Sicuramente, com’è stato detto da più parti durante le talk iniziali, la versione sabauda della Global Game Jam è utile a mostrare la vivacità torinese in fatto di nuovi team di developer. Oltre a ciò, può servire tantissimo anche a creare networking fra vari creator e artisti, oltre che con software house e publisher. Dunque può portare anche (non è obbligatorio o scontato, ma può succedere) a inaspettate possibilità lavorative che vadano oltre il mero farsi notare.
Mazzaglia crede fermamente nella possibilità di una GGJ che vada verso l’essere una valida occasione lavorativa. “C’è una sensibilità – ci racconta – che si sta creando nell’ambito industriale e informatico torinese. perché alla fine della fiera tutti si lamentano che non si trovano sviluppatori, e poi le risorse le puoi trovare alla Jam. Persone molto in gamba e che in differenti ambiti decidono di trascorrere tre giorni a creare un progetto proprio. Queste persone, come si dice, hanno una marcia in più”.
E infatti, a prescindere da potenziali sbocchi lavorativi, una Jam del genere, soprattutto se organizzata con questi grandi numeri, può essere un ottimo momento in cui sviluppare le proprie capacità e imparare in quegli ambiti in cui non si è troppo ferrati.
Da Bologna e Firenze
LemuRivolta e ArciGaymerZ ribadiscono come principale il concetto dell’occasione secondo l’aspetto sociale e umano. Il collettivo bolognese specifica che dal punto di vista della possibilità di sbocco lavorativo, ciò dipende dalla sede in cui si svolge l’evento. Per loro, infatti, la jam è uno possibilità per esplorare se stessi e le proprie capacità, di lavoro in team e conoscere gente nuova. Lo stupore arriva chiaramente la domenica sera, ci raccontano, in cui si consegna e si prende consapevolezza di aver fatto un gioco da zero.

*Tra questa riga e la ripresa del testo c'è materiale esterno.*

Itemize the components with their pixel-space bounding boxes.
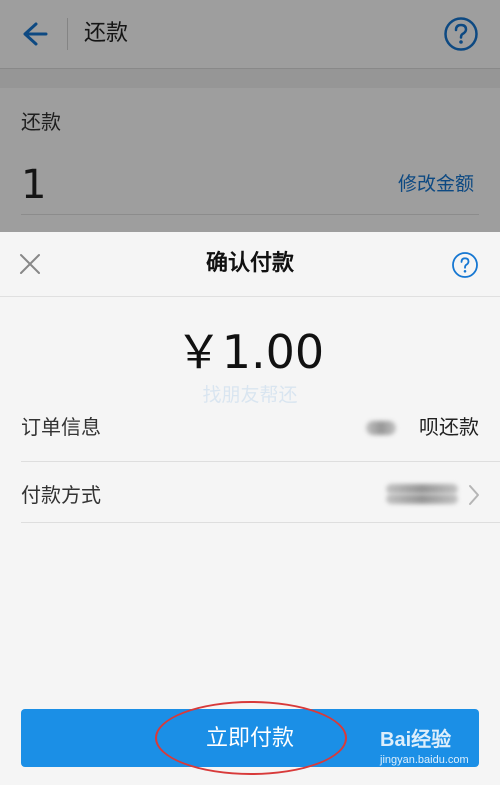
watermark-brand: Bai经验	[380, 729, 452, 751]
help-icon	[452, 252, 478, 278]
order-info-row[interactable]: 订单信息 呗还款	[0, 394, 500, 460]
sheet-header: 确认付款	[0, 232, 500, 296]
chevron-right-icon	[468, 484, 480, 506]
watermark: Bai经验 jingyan.baidu.com	[380, 727, 495, 777]
blurred-text	[386, 494, 458, 504]
watermark-url: jingyan.baidu.com	[380, 754, 469, 766]
sheet-title: 确认付款	[205, 251, 294, 276]
payment-amount: ￥1.00	[175, 325, 325, 379]
payment-method-row[interactable]: 付款方式	[0, 462, 500, 528]
highlight-circle-annotation	[155, 701, 347, 775]
blurred-text	[386, 484, 458, 494]
header-divider	[0, 296, 500, 297]
order-info-label: 订单信息	[21, 415, 101, 439]
blurred-text	[366, 421, 396, 435]
payment-sheet: 确认付款 找朋友帮还 ￥1.00 订单信息 呗还款 付款方式 立即付款 Bai经…	[0, 232, 500, 785]
sheet-help-button[interactable]	[451, 251, 479, 279]
divider	[21, 522, 500, 523]
payment-method-label: 付款方式	[21, 483, 101, 507]
order-info-value: 呗还款	[419, 415, 479, 439]
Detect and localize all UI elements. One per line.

Mattiello e Bonaiuti di ArciGaymerz inquadrano inoltre la jam dal punto di vista dei rapporti sani di lavoro. “Organizzare una GGJ ha significato prima di tutto proporre uno spazio in cui incontrarsi, creare e divertirsi in modo inclusivo e sicuro, al di fuori di ogni tipo di stress e competizione. Questi sono i valori che portiamo avanti in ogni attività che proponiamo e il nostro sforzo organizzativo si è concentrato su questo. Per noi la GGJ è prima di tutto la possibilità di fare rete tra le persone, di conoscere persone nuove, confrontarsi e condividere una passione”.
Un mondo di Global Game Jam
Quello che abbiamo voluto proporvi oggi è stato solo uno spaccato dell’universo videoludico. Una frazione di quello che succede in quella galassia di sviluppo e produzione di videogiochi che parte dal basso. Un frammento di mondo virtuale e reale. L’underground che si risveglia per innovare. Abbiamo raccontato due giorni nella vita di centinaia e migliaia di persone. Persone che però, finita la Global Game Jam 2023, continuano a digitare stringhe di codice, continuano a disegnare, continuano a registrare suoni, continuano il lavoro di polishing. Ora dopo ora, giorno dopo giorno.
Una sorta di jam session videoludica continua, seppur meno visibile dei lavori delle grosse aziende o di eventi come questi, da cui magari nasceranno titoli decisamente meno noti del tripla A di turno. Ma non per questo fatti con meno passione. E anzi, forse nati ancor di più dall’amore, visto che questo molto spesso è il loro unico motore.